Vitruvius, the ancient Roman architect and treatise-writer, said one of the most lasting motifs of classical architecture was inspired by an offering at a maiden's grave. A mourner left votive objects in a basket covered with a flat tile. Soon, an acanthus plant grew from beneath, with leaves enveloping the basket. At least in legend, it inspired the Greek architect Callimachus to create the first Corinthian capital.
The theme of architecture promising memory, even life, after the premature death of a young woman is compelling. Surely this is part of why the buildings presented in the Carnegie Museum of Art exhibit Maggie's Centres: A Blueprint for Cancer Care engage the viewer so assuredly.
Maggie's Centres are a network of currently 16 small buildings — most in Britain, one in Hong Kong — commissioned to provide spaces for "free practical, emotional and social support" for cancer sufferers and their families during times of treatment. Maggie Keswick Jencks, for whom Maggie's Centres are named, was a distinguished landscape designer and historian. She died of breast cancer in 1995 at age 53, but not before leveling a critique of current medical architecture as experienced through cancer treatment.
"Overhead (sometimes even neon) lighting, interior spaces with no views out and miserable seating against the walls all contribute to extreme mental and physical enervation," she wrote.
She began the project for the homey and comforting drop-in centers as a response. Located on the grounds of major hospitals, they are owned and operated independently. They are also explicitly critical of the bloated technocratic atmosphere of contemporary medicine and its architecture.
She envisioned and oversaw the first one, in Edinburgh, by architect Richard Murphy, but did not live to see it completed.
Her widower, Charles Jencks, has continued the project. He is among the most influential architectural theorists and historians of the past several decades, known particularly for his work defining postmodern architecture and creating vivid timeline diagrams of changing aesthetic styles in the field. Notably, the Jenckses met at London's prestigious Architectural Association in 1978, when a particularly remarkable generation of architects, including Zaha Hadid, Rem Koolhaas and Steven Holl, was studying or beginning teaching careers there. These architects, also including Piers Gough, Richard Rogers and Frank Gehry, have works in this Heinz Architectural Center show.

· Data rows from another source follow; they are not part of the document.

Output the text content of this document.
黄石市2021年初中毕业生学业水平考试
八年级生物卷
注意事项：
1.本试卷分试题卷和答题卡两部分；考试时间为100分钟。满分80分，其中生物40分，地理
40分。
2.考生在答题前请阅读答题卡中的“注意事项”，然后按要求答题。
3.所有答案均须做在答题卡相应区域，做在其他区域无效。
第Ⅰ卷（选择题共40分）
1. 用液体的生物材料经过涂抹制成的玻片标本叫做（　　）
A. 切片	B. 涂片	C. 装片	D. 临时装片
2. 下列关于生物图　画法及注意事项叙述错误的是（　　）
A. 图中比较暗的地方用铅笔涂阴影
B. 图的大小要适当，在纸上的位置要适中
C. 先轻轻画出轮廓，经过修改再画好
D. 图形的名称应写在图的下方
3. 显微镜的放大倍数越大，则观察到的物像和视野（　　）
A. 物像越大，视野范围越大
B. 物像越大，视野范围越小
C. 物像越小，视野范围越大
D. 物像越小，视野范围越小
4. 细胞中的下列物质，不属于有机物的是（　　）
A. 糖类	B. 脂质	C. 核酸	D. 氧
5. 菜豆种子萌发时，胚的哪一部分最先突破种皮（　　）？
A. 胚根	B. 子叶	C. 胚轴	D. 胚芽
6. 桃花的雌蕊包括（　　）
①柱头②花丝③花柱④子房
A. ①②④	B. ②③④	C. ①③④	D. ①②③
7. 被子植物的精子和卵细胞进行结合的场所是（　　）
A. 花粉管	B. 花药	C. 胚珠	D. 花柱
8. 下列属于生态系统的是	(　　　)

There is a frequent expectation, exemplified by the pejorative "starchitect" label and not always false, that famous architects are prima donna artistes who care only about the oddball aesthetics of their works, and that issues of humanity and comfort, utility and durability fall by the wayside. Yet Maggie's Centres — as represented in this exhibit's photos, drawings and models, with cozy furniture to emphasize the feeling of physical comfort — work to disprove this negative stereotype, to counter with an assertion that the world's best architects can produce work that palpably improves the human condition.
One of the best is the Rogers Stirk Harbour (Richard Rogers) version in London. Tucked in a heavily trafficked neighborhood, it is enclosed by a rectangular, but not sealed, salmon-colored wall that gives the sense of an abstracted Roman villa. The building is designed on a surprisingly straightforward grid that allows a breezy and domestic floor plan, enhanced by balconies and overlooks, to be open so that its functions are permeable. The roof is a flattened truss, perforated with diamond-shaped openings, that further modulates architectural experience by covering a different area than the walls enclose. The building received the Royal Institute of British Architects' Stirling Prize in 2009.
In a recent public lecture at the Carnegie, Charles Jencks tantalizingly raised the question of which of the Maggie's Centres was better and more popular than the others. A group of cancer survivors toured several and indicated their preference. But Jencks coyly avoided saying which. Perhaps he has a different preference than the tour group did.
Is it Frank Gehry's version in Dundee? The building is sufficiently quaint in its compact size, plaster walls and stubby tower, with a quintessentially Gehry-esque roof of crenelated metal.
Or is it the Rem Koolhaas/OMA version at Gartnavel Hospital in Glasgow, where L-shaped rooms connected at irregular angles enclose a leafy and contemplative central court? Here, as in a number of the projects, the landscape is designed by Lily Jencks, daughter of Maggie and Charles, a key figure in the humanization of these works.
In Maggie's Centres, organized by the New York School of Interior Design and curated by the Carnegie's Raymund Ryan, there is a great pleasure in seeing these contemporary masters work on a smaller scale than usual. And there is a palpable but unquantifiable sense that a personal, poignant relationship results in especially compelling architecture. In current times, architecture can further perpetuate the health of the living, even as it memorializes the dead.